Discover Something Different in West Lindsey

Whether you are looking for a cultural short break, a tour of a medieval manor house, or even spectacular views of the countryside, there is something for everyone in West Lindsey.

Conservatives have welcomed new posters signposting tourists to key locations throughout West Lindsey that have been designed and unveiled, showcasing key places, to visit, stay and eat.

The posters, which have now been distributed, feature unique drawings of Gainsborough Old Hall Medieval Manor House, Market Rasen Racecourse, golf course and much more. The tourist information points are part of Conservative-led West Lindsey District Council’s strategy to boost tourism, building on its recent success.

According to the latest figures, the economic value of tourism in West Lindsey was reported at £126.5 million, in 2017. The figures were revealed in the most recent STEAM (Scarborough Tourism Economic Assessment Model) report, an industry standard measurement of tourism, showed an increase of 7.2 per cent from 2016.

The news, has been welcomed by Cllr. Paul Howitt-Cowan, (Conservative, Hemswell) member champion for tourism at West Lindsey District Council. He said:

“Visitors play a vital role in supporting more than 1,700 full time equivalent jobs locally.

“We have a number of great places to visit, so I am not surprised that we attracted more than 2.468 million visitors to West Lindsey in 2017.

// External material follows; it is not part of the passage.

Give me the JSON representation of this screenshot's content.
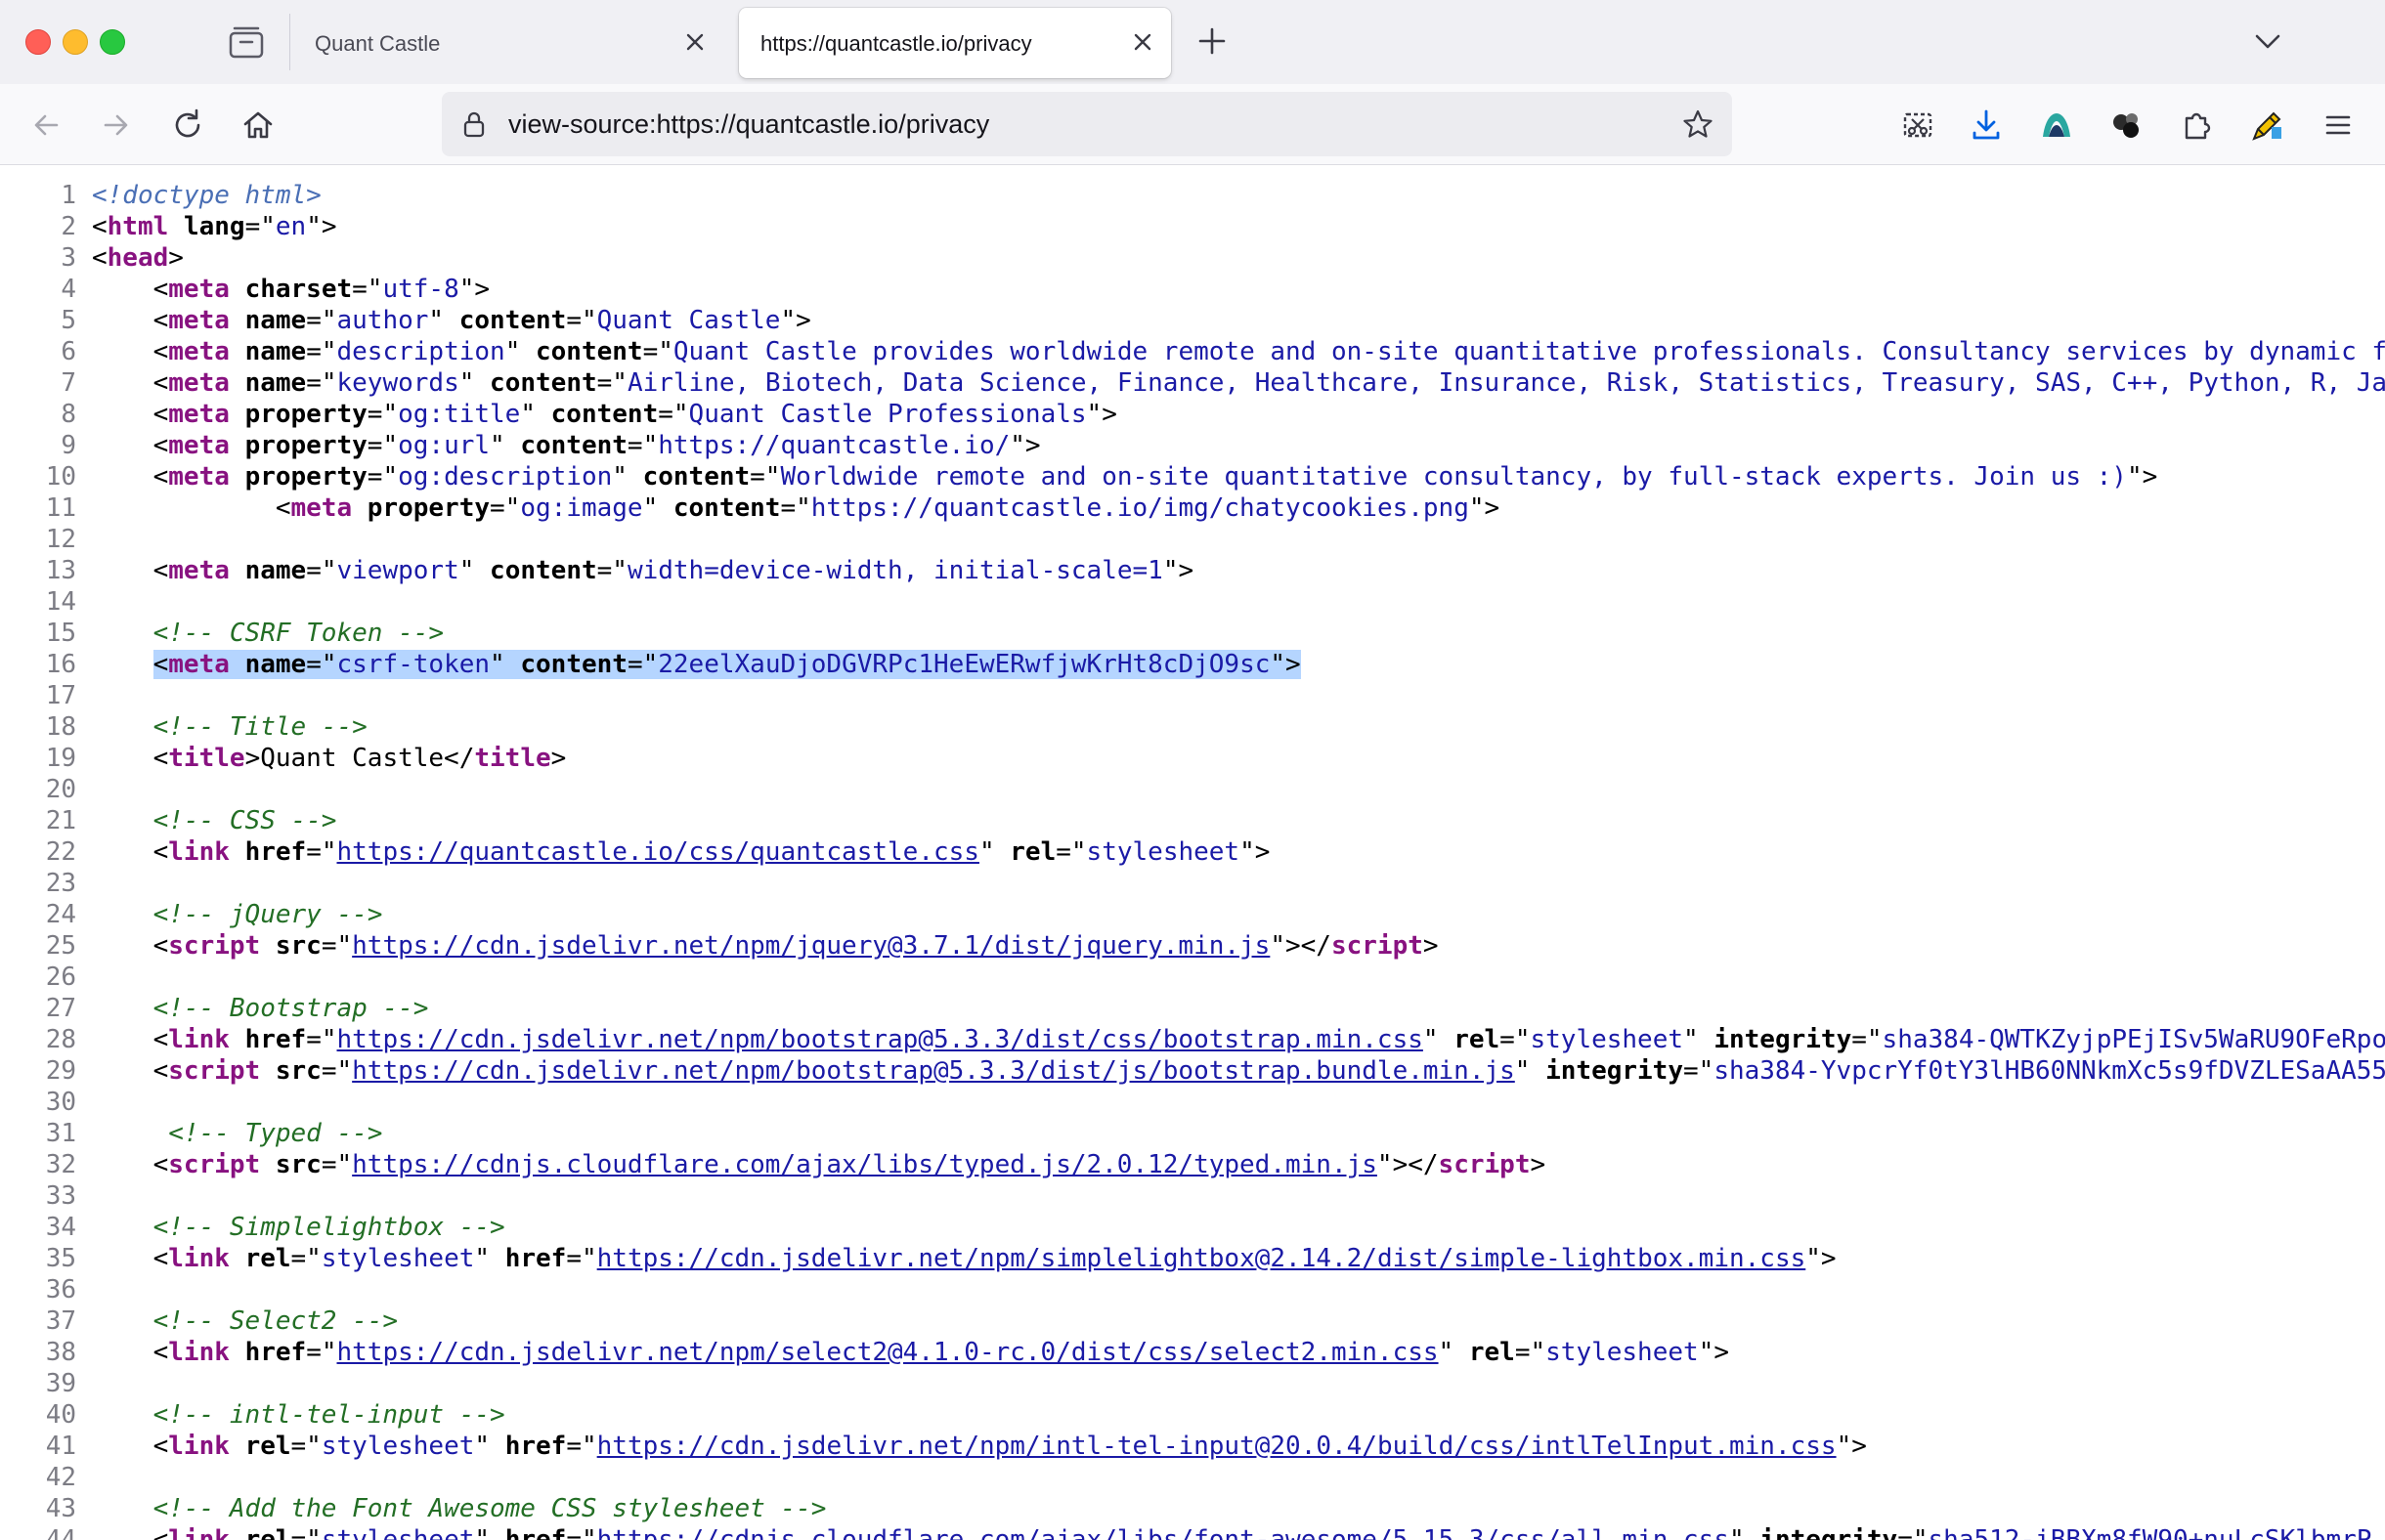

“Our three historic market towns Caistor, Market Rasen and Gainsborough are all rich in heritage. And with events such as our illuminate festival and the count down to the Mayflower 400 – I anticipate more visitors will follow.

“We also have the wonderful Lincolnshire Wolds – an area of outstanding natural beauty, right here in the district. So whether you want to enjoy a walking or cycling holiday or sit back and soak up the sights – I am sure there is something for everyone to enjoy.”

The STEAM report quantifies the local economic impact of tourism, for both staying and day visitors, through analysis and use of a variety of inputs including visitor attraction numbers, tourist accommodation bed-stock, visitor expenditure levels, transport use levels and tourism-specific economic multipliers.

The report also revealed:

  • 2.241 million tourism visits were made by day visitors generating £81.79 million for the local economy.

  • Shopping and Food & Drink spend are particularly important, with these two categories accounting for 55.8% of all direct visitor expenditure.

  • Visitors staying in the area as a part of a holiday or short break accounted for approximately 226 thousand visits and 821 thousand nights in local accommodation. In total staying visitors generate a total economic impact of £44.7 million for local businesses and communities with £4.79 million being spent on local accommodation, staying 3.63 nights on average.